Junio no fue un mes más para la cotización de la divisa. A falta de una sola jornada, el tipo de cambio oficial cerró este miércoles a $1.510 y ya acumuló un alza de casi 7% desde que, a mediados de mayo, el tipo de cambio inició una tendencia alcista.

La "cocina" del BCRA: intervención y futuros

Para contener esta escalada, la autoridad monetaria recurrió a herramientas que venía utilizando con moderación.

Según la consultora Portfolio Personal Inversiones (PPI), las señales de intervención oficial crecieron notablemente. El Interés Abierto (IA) en futuros de dólar aumentó otros u$s153 millones, llevando la suba acumulada de la última semana a u$s631 millones, la mayor cifra desde finales de septiembre del año pasado.

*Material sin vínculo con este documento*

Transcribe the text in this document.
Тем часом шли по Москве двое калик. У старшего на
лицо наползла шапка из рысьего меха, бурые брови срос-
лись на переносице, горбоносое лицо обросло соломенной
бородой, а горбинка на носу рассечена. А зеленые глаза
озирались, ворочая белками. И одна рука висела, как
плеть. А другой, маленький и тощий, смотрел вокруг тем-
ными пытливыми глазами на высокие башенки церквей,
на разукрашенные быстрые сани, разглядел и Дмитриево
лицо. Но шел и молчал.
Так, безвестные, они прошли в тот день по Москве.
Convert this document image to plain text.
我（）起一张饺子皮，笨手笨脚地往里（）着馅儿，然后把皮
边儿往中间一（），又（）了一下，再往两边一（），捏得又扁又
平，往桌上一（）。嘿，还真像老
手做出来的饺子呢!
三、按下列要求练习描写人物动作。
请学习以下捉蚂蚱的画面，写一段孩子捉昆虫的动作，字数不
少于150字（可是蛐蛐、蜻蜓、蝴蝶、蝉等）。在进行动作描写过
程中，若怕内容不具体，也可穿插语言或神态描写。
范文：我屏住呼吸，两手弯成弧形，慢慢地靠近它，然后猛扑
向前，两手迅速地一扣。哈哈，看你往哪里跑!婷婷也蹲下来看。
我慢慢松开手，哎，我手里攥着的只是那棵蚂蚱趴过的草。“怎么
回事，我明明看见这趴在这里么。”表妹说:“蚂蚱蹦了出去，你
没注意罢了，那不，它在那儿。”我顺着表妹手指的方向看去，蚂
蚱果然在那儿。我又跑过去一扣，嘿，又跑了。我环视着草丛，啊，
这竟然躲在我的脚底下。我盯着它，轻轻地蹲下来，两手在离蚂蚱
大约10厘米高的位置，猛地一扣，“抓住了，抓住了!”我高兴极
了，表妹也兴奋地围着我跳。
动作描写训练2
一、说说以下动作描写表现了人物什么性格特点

A esto se suma la intensa actividad en instrumentos "dólar linked". El consultor Fernando Marull destacó que en los últimos dos meses el BCRA contuvo la demanda vendiendo u$s22.000 millones en bonos "Dólar Linked" y, desde junio, u$s500 millones en dólar futuro.

Menos oferta y más demanda

La consultora EconViews, dirigida por Miguel Kiguel, advirtió que la explicación de esta suba tiene dos pilares claros.

En el plano local, el fin de la liquidación de la cosecha gruesa redujo estacionalmente el ingreso de divisas, mientras que las importaciones —que venían deprimidas— deberían empezar a ganar dinamismo ante un eventual rebote de la actividad y la recuperación de los salarios.

Los datos del Balance Cambiario publicados por el BCRA reflejan esta caída en la oferta. Mientras que en mayo la cuenta financiera aportó un récord de u$s2.284 millones por préstamos y títulos de deuda, en junio las emisiones de deuda en moneda extranjera se redujeron significativamente a un total de u$s1.310 millones.

Como consecuencia, el ritmo de compras del BCRA en el mercado oficial se desaceleró. De un promedio diario de u$s137 millones en mayo, se pasó a unos u$s71-72 millones diarios en junio, casi la mitad que en mayo.

El trade-off: ¿dólar estable o tasas bajas?

En ese contexto, el Gobierno enfrenta una decisión que marcará el rumbo financiero del segundo semestre:

  • Si opta por subir las tasas de interés para absorber pesos y reducir la presión sobre el dólar, encarecerá el crédito y pondrá un freno a la actividad.
  • Si, por el contrario, prioriza mantener tasas más bajas para apuntalar la recuperación económica, deberá convivir con una mayor tensión cambiaria en un escenario de menor ingreso de divisas.

En su reporte a clientes, Kiguel plantea una serie de cuestiones clave para lo que viene:

  • ¿Seguirá comprando reservas y tolerará un tipo de cambio más alto?
  • ¿O preferirá no comprar dólares para no presionar más al mercado?
  • ¿Qué pasará con las tasas de interés?
  • ¿Habrá intervención en dollar linked y futuros?

El informe de EconViews fue titulado: "Empieza el primer test: suben las tasas".

Según el economista especializado en finanzas, el Gobierno parece dispuesto a sacrificar las tasas bajas en pos de la estabilidad cambiaria. Como efecto colateral de la intervención en futuros y títulos dollar linked, se viene observando una plaza financiera más seca de pesos, lo que empujó la tasa de caución al 25%, tras haber rondado el 20% desde febrero.

De cara al futuro, las proyecciones mantienen la cautela pero no el alarmismo. Para Marull, a pesar de que se espera que el dólar siga movido por una menor oferta y mayor demanda en el segundo semestre, su proyección para el tipo de cambio oficial a fin de año se mantiene en $1.670.

Es decir, un tipo de cambio que debería subir 13% durante este nuevo semestre, al ritmo de la inflación.

El inicio de la segunda mitad del año determinará si el Gobierno elige aplicar una suba de las tasas para frenar la presión cambiaria, o si el mercado exigirá un ajuste mayor en el tipo de cambio frente a un contexto externo que ya no regala nada.